По кругозору, темпераменту, характеру Петр не был Иоанном, Андрей Фомой, Мария не была Марфой, а Мария из Вифлеема не походила на Марию Магдалину. Да и сам Иисус ничего не говорил и не делал, чтобы преуменьшить их естественные различия или подогнать под какой-то один тип личности. Из 15-й главы Евангелия от Луки, где Он излагает суть Своего искупительного служения, мы узнаем, что Он с равным вниманием относился ко всем, кого пришел спасти. Некоторые, подобно заблудившейся овце, нуждаются в заботе и попечении, другие, подобно случайно потерянной драхме, ждут, чтобы их нашли, третьи, сбившиеся с пути в результате собственного своенравия, как это случилось с блудным сыном, нуждаются в том, чтобы извлечь какой-то урок из всего случившегося и, наконец, четвертые, которые, подобно старшему брату, погрузились в жестокую самоправедность, нуждаются в смирении. Учитель никогда не говорил «все вы грешники» и не уравнивал одного с другим. Иисус всегда умел отличать, и христианскому пастору тоже надо этому научиться и с должной проницательностью делать это всегда и везде.

Конечно, постоянно чувствуешь соблазн подогнать под какую-либо классификацию бесконечное разнообразие человеческих характеров, что, разумеется, глупо. Единственное, что можно сделать, — наметить некоторые основные типы, дающие бесчисленные варианты.

1). Древние греки усматривали связь между физическими и психическими особенностями человека и сообразно четырем, как они считали, основным жидкостям, имеющимся в человеческом теле (кровь, флегма, просто желчь и так называемая «черная желчь»), выделяли четыре основных типа личности. С их точки зрения люди делятся на сангвиников, флегматиков, холериков (то есть склонных к быстрому раздражению) и меланхоликов. На самом деле связь между «теммераментом» и железами внутренней секреции более сложная, однако какая-то доля истины в данной классификации все-таки есть, хотя под «темпераментом», о котором часто приходится слышать, в более точном мысле следовало бы понимать некий тон и настрой личности, обусловленный совокупностью жизненного опыта и делающий нас оптимистами или пессимистами, людьми доверчивыми или склонными к подозрению, готовыми уверовать или наоборот стать циниками. Веселый, жизнерадостный темперамент — дар Божий. С другой стороны, люди медлительные, крепко стоящие на ногах и не очень-то склонные к эмоциональным излияниям более надежны, преданы и последовательны. Холерики — это легко возбудимые, импульсивные, но в то же время приятные, щедрые люди, которые быстро реагируют, быстро соображают и готовы посочувствовать. Меланхолик склонен к глубоким чувствам во всем, что касается подлинной дружбы, общей радости или боли; он в большей степени склонен усматривать опасность и брать не себя обязанности других людей. Нередко такие люди — это артистичные, чувствительные, глубокие и крайне честные натуры. Непонятно почему, но все перечисленные характеры остаются именно такими, а не другими. В любой критической ситуации один сразу же усматривает нечто положительное, другой стремится ее обективно осознать и осмыслить, третий быстро реагирует на нее, а четвертый готов «ждать наихудшего». Никто из них не выбирает той или иной линии поведения и, вероятно, они поступают неосознанно; жизнь или учение может внести какие-то коррективы в их характер, однако ничто не изменит их.

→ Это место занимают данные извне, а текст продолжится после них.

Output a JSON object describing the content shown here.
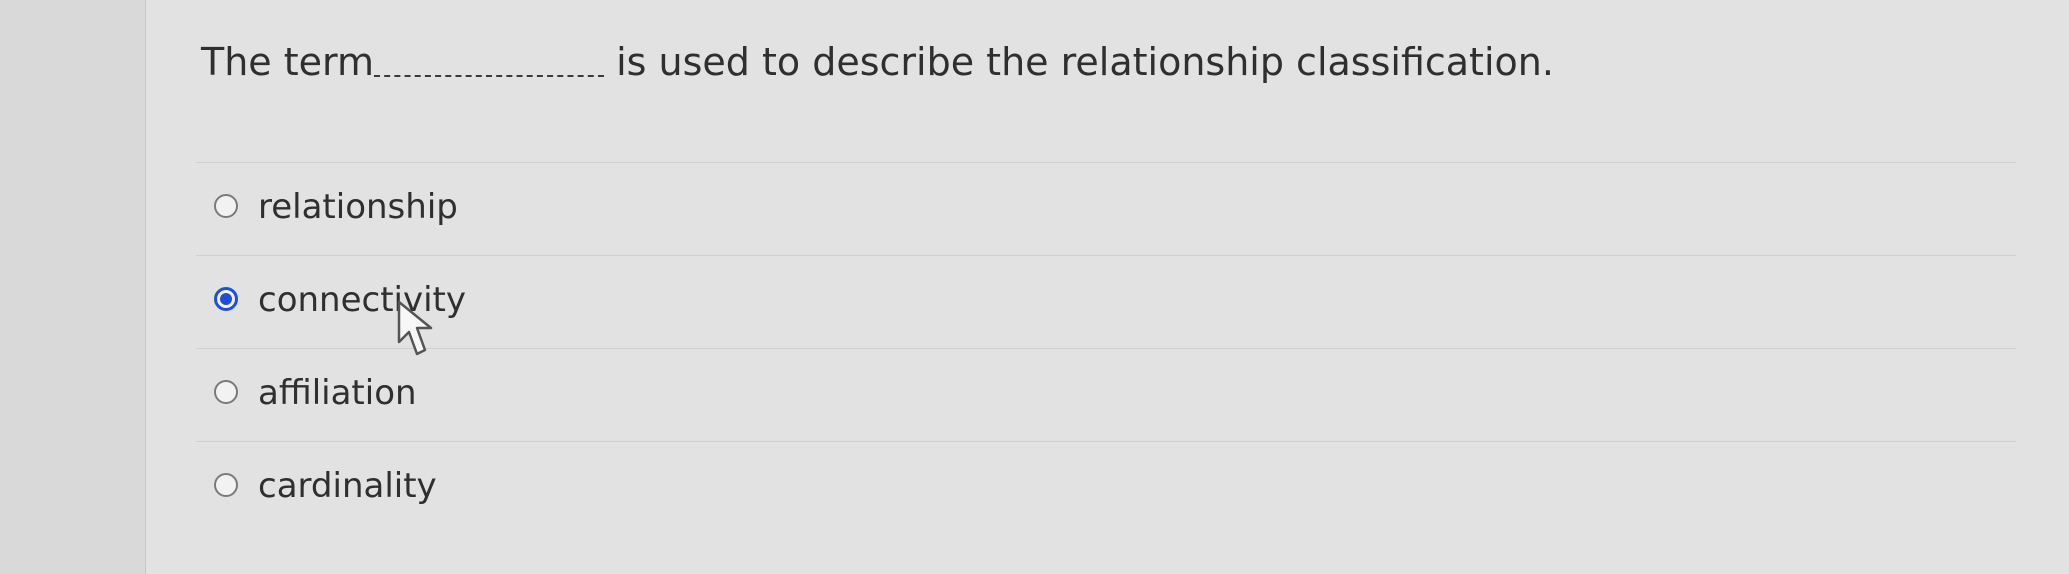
{
  "question": {
    "prefix": "The term",
    "suffix": " is used to describe the relationship classification."
  },
  "answers": [
    {
      "label": "relationship",
      "selected": false
    },
    {
      "label": "connectivity",
      "selected": true
    },
    {
      "label": "affiliation",
      "selected": false
    },
    {
      "label": "cardinality",
      "selected": false
    }
  ],
  "colors": {
    "background": "#e2e2e2",
    "selected_radio": "#1f4fd6",
    "text": "#2f2f2f"
  },
  "icons": {
    "cursor": "arrow-cursor-icon"
  }
}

2). Сознательная жизнь человека вбирает в себя познавательный, эмоциональный и волевой аспекты, причем существует немалое различие в том, какой именно аспект доминирует в той или иной личности и в какой степени. Те, в ком ярче всего выражен познавательный аспект, слывут «интеллектуалами», для которых наибольший интерес представляет получение какой-либо информации, ее осмысление, отыскание каких-либо абстрактных моделей конкретного мира и выявление столь же абстрактвнх связей между различными вещами и представлениями. Будучи христианами, они склонны к спору о «принципах», к обсуждению богословских проблем, к анализу тех или иных ситуаций или людей, к исследованию Библии и к построению теорий на предмет всего, что их окружает. Нередко их вполне устраивает такое теоретизирование (в котором, кстати, есть нечто высокомерное по отношению к чувству) и они боятся своих собратьев, которые горят желанием активной деятельности. Они ничего не могут с собой поделать, их не следует за это порицать, однако надо напомнить, что вера без дел мертва.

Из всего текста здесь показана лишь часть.